Bush, whose personal approval ratings have been dragged down by a combination of Iraq and the fallout from the Hurricane Katrina debacle, warned on Wednesday, however, that violence could surge before Iraqis vote on a new constitution next month.
He said US troops were ready and would not let "terrorists" obstruct the "march of freedom", apparently trying to convince Americans of progress in Iraq, despite the deaths of more than 1900 US troops since March 2003.
"Our strategy is clear in Iraq. We are hunting down high-value targets," Bush said, highlighting the killing of Abu Azzam, who the US military and Iraqi government said was al-Qaida's No 2 in the country.
"This guy is a brutal killer," Bush said.
Al-Qaida has denied that Abu Azzam, also known as Abd Allah Nahim but whose real name was Abd Allah Mohammed al-Juhaari, was its second in command in Iraq.
Despite his demise, Bush warned of the likelihood of more violence in the run-up to a referendum on a draft post-Saddam Hussein constitution next month and elections due before mid-December.
Bush expects more violence
before the charter referendum
"As these milestones approach, we can expect there to be increasing violence from the terrorists," Bush said, after a briefing from US Central Command chief, General John Abizaid, General George Casey, commander of US forces in Iraq and Chairman of the Joint Chiefs of Staff Richard Myers.
Despite his outlining of progress in halting fighters' infiltration of Iraq and in the training of Iraqi troops, Bush's statement did not contain new material or initiatives to stem violence in the country.
But Bush, in an apparent sign of concern about restiveness in Congress over the human, diplomatic and financial cost of the US presence in Iraq, unusually called directly on key members of both parties to heed the generals' message.
"As these milestones approach, we can expect there to be increasing violence from the terrorists"
US President George Bush
"I urge the members of Congress to attend the briefings with generals Abizaid and Casey," he said in the televised statement from the White House Rose Garden.
"I urge them to ask questions about our efforts in Iraq and to listen carefully about the type of war we fight.
"The support of Congress for our troops and our mission is important, and Americans need to know about the gains we have made in recent weeks and months."
Congressional opponents of the continuing US presence in Iraq are circulating a joint resolution which would require Bush to announce a timetable for withdrawal by the end of the year, and begin drawdowns in 2006.
The White House and its top ally, British Prime Minister Tony Blair, have argued that such a step would send a signal of softening resolve that would embolden fighters in Iraq.
Bush's ratings have suffered from
the Hurricane Katrina debacle
They also argue it would be wrong to abandon the Iraqi people, as they trek along the painful path to democracy.
According to a CNN/USA Today Gallup poll released a week ago, support for Bush's management of the war in Iraq dropped to 32%.
A Wall Street Journal/NBC News poll released on 15 September showed his overall ratings had sunk to 40%, a record low.
About 55% of those polled supported bringing US troops home from Iraq, while 36% supported Bush's policy of keeping the troops in place until peace can be guaranteed.
Britain's Foreign Secretary Jack Straw on Wednesday also warned of more dark moments ahead in Iraq.
He spoke of the difficulties of nation-building, after British troops were stoned and petrol-bombed by rioters earlier this month.
"None of us should underestimate the challenges that still lie ahead in Iraq.
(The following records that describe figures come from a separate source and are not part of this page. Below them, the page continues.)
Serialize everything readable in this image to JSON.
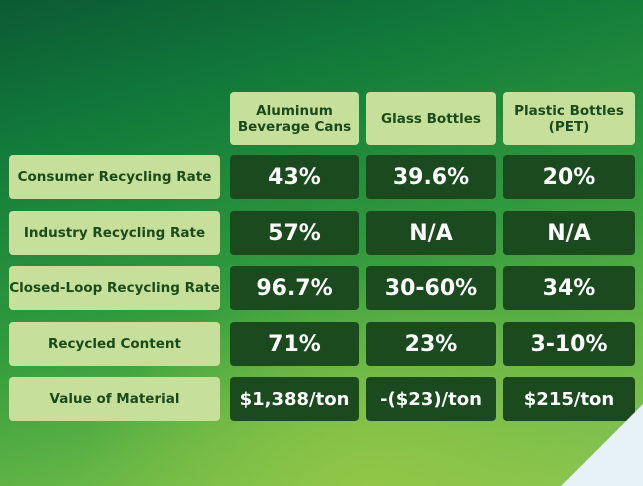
{
  "chart_data": {
    "type": "table",
    "columns": [
      "Aluminum Beverage Cans",
      "Glass Bottles",
      "Plastic Bottles (PET)"
    ],
    "column_labels": [
      [
        "Aluminum",
        "Beverage Cans"
      ],
      [
        "Glass Bottles"
      ],
      [
        "Plastic Bottles",
        "(PET)"
      ]
    ],
    "rows": [
      {
        "label": "Consumer Recycling Rate",
        "values": [
          "43%",
          "39.6%",
          "20%"
        ]
      },
      {
        "label": "Industry Recycling Rate",
        "values": [
          "57%",
          "N/A",
          "N/A"
        ]
      },
      {
        "label": "Closed-Loop Recycling Rate",
        "values": [
          "96.7%",
          "30-60%",
          "34%"
        ]
      },
      {
        "label": "Recycled Content",
        "values": [
          "71%",
          "23%",
          "3-10%"
        ]
      },
      {
        "label": "Value of Material",
        "values": [
          "$1,388/ton",
          "-($23)/ton",
          "$215/ton"
        ]
      }
    ]
  },
  "colors": {
    "header_bg": "#c6e09b",
    "cell_bg": "#1b4a1f",
    "label_text": "#1b4a1a",
    "value_text": "#ffffff"
  }
}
Nation-building from a violent past has never been easy"
Britain's foreign secretary
Addressing the governing Labour Party's annual conference, Straw cautioned that it would take time to rebuild a country that suffered a dictatorial, violent past.
"None of us should underestimate the challenges that still lie ahead in Iraq," Straw said. "Nation-building from a violent past has never been easy."
Straw was heckled by an elderly delegate who shouted "That's a lie" as the foreign secretary justified the continued presence of British troops in Iraq.
The man was removed from the conference hall by stewards, prompting complaints from other delegates.
Cannot force democracy
But unlike previous years, where anger over the US-led invasion dominated the sidelines of the conference, criticism of the war was muted and largely absent.
During a debate on Britain's foreign policy, Iraq was mentioned by only one speaker, trade unionist Barry Camfield.
"Our troops should be pulled out now and quickly. You cannot force democracy on a people by means of war"
Trade unionist Barry Camfield
"Our troops should be pulled out now and quickly," he told the conference hall, drawing some cheers and applause.
"You cannot force democracy on a people by means of war."
Prime Minister Tony Blair has resisted calls to withdraw Britain's 8500 troops from Iraq, saying he is committed to help the fledgling government there restore order and build democratic institutions.